私はゆっくりと目を開け、世界を確認する。


発動させたのは『追憶の世界(ロスト・ワールド)滑落(コンフュズ)─』


摩天楼と夜を映し出す『科学(サイエンス)』。

その夜を深め、更には砂埃を撒き散らす『荒廃(ノンホープ)』。

そして極めつけは濃霧による視界制限の『虚実(リベイギュ)』。

その3つを統合させた『滑落(コンフュズ)』。


文明の最隆を再現し、その力をこの魔術世界に知らしめるための『科学(サイエンス)』。

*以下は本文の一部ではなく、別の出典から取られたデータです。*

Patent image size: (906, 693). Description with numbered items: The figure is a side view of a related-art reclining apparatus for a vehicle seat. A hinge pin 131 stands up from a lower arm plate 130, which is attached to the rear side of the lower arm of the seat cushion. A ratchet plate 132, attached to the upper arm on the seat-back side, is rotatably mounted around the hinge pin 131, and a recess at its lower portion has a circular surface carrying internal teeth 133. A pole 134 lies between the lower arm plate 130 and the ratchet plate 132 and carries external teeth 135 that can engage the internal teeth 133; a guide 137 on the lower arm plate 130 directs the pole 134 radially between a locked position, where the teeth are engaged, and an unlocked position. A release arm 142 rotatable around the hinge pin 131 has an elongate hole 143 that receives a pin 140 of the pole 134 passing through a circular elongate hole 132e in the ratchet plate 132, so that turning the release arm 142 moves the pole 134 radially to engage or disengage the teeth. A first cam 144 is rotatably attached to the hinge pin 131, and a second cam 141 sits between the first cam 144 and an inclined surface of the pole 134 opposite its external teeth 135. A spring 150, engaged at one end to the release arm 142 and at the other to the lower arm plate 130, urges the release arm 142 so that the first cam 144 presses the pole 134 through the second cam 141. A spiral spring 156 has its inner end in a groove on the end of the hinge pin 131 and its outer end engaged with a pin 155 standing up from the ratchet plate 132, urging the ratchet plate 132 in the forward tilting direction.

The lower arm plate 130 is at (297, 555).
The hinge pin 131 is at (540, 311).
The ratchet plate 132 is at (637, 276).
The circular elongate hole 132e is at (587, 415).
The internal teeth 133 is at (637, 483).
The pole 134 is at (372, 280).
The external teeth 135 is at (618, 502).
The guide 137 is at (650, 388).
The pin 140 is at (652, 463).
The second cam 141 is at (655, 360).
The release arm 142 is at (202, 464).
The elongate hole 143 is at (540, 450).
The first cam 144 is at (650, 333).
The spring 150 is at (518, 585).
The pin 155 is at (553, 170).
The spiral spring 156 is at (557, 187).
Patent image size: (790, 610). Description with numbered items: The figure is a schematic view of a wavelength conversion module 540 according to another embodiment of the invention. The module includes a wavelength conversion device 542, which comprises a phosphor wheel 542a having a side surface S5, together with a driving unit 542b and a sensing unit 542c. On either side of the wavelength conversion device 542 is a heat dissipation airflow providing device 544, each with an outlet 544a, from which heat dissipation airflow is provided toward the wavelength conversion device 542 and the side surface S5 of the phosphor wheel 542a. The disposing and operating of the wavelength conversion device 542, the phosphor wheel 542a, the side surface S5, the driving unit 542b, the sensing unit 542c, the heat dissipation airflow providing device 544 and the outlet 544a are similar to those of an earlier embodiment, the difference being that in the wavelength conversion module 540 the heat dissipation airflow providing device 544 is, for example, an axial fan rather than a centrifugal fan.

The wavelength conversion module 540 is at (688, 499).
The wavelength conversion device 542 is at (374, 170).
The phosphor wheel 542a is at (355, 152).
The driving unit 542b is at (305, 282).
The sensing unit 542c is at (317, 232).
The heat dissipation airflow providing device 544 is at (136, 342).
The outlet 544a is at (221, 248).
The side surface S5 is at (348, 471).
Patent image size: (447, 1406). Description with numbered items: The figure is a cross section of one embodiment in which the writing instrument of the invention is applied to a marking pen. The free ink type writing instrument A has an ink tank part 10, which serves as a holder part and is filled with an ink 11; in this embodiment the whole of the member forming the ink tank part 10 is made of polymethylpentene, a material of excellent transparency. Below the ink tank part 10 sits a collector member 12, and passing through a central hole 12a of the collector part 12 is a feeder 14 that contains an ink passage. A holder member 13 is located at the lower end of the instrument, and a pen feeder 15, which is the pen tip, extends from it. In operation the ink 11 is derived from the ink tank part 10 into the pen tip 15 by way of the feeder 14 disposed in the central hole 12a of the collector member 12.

夜が更け、時間を廻し、その文明の隆衰を描き万物変化の絶対真理を説く『荒廃(ノンホープ)

全てが眠り、虚々実々とした夢世界に悪霧(あくむ)を伴って誘い込む『虚実(リベイギュ)』。


それら3つを組み合わせて作られる『滑落(コンフュズ)』。

それに込められた意味とは裏腹に世界は彩りと輝きを取り戻す。



さて、当初の予想通りに、エネステラは強大な魔力故、警戒した動きで私を見る。


数日前に何処かの広場で見たビルと月が再度この空間…いや、この世界に拡がる。

それは数日前の再現であれど数日前とは別の世界。

何故かと言われれば…地面は砂埃によって汚され、乱立する摩天楼の上部は霧で覆い隠されている。

そしてこの空想都市(わたしのせかい)も半径50mにしか存在しない。

そして何よりも青く巨大な月は霧と砂で一部を隠され…その裏で確かに三日月になっている。


「さあ、かかってこい化け物!ここは私の世界だ!これ以上の横暴は許さない!」


この私の宣言と共に前哨戦が終わり──

いよいよ本格的な戦いが始まる。






──この戦いは()しくも人類史上3度目(・・・)の魔銅との決着であり…


──現代の人類の魔銅への態度でもあった。


一度目は慢心故の放置。

二度目は天敵故の不退転。


ならば三度目となる今代の『人類』はどの様に扱うのか。


その答えはたった3人(・・)の手に託された。





初手は安定でビルを倒壊させ時間を稼ぐ。

どうせこれだけだと数秒しか稼げないけど、その時間に急いでポーションを飲みmpを回復させる。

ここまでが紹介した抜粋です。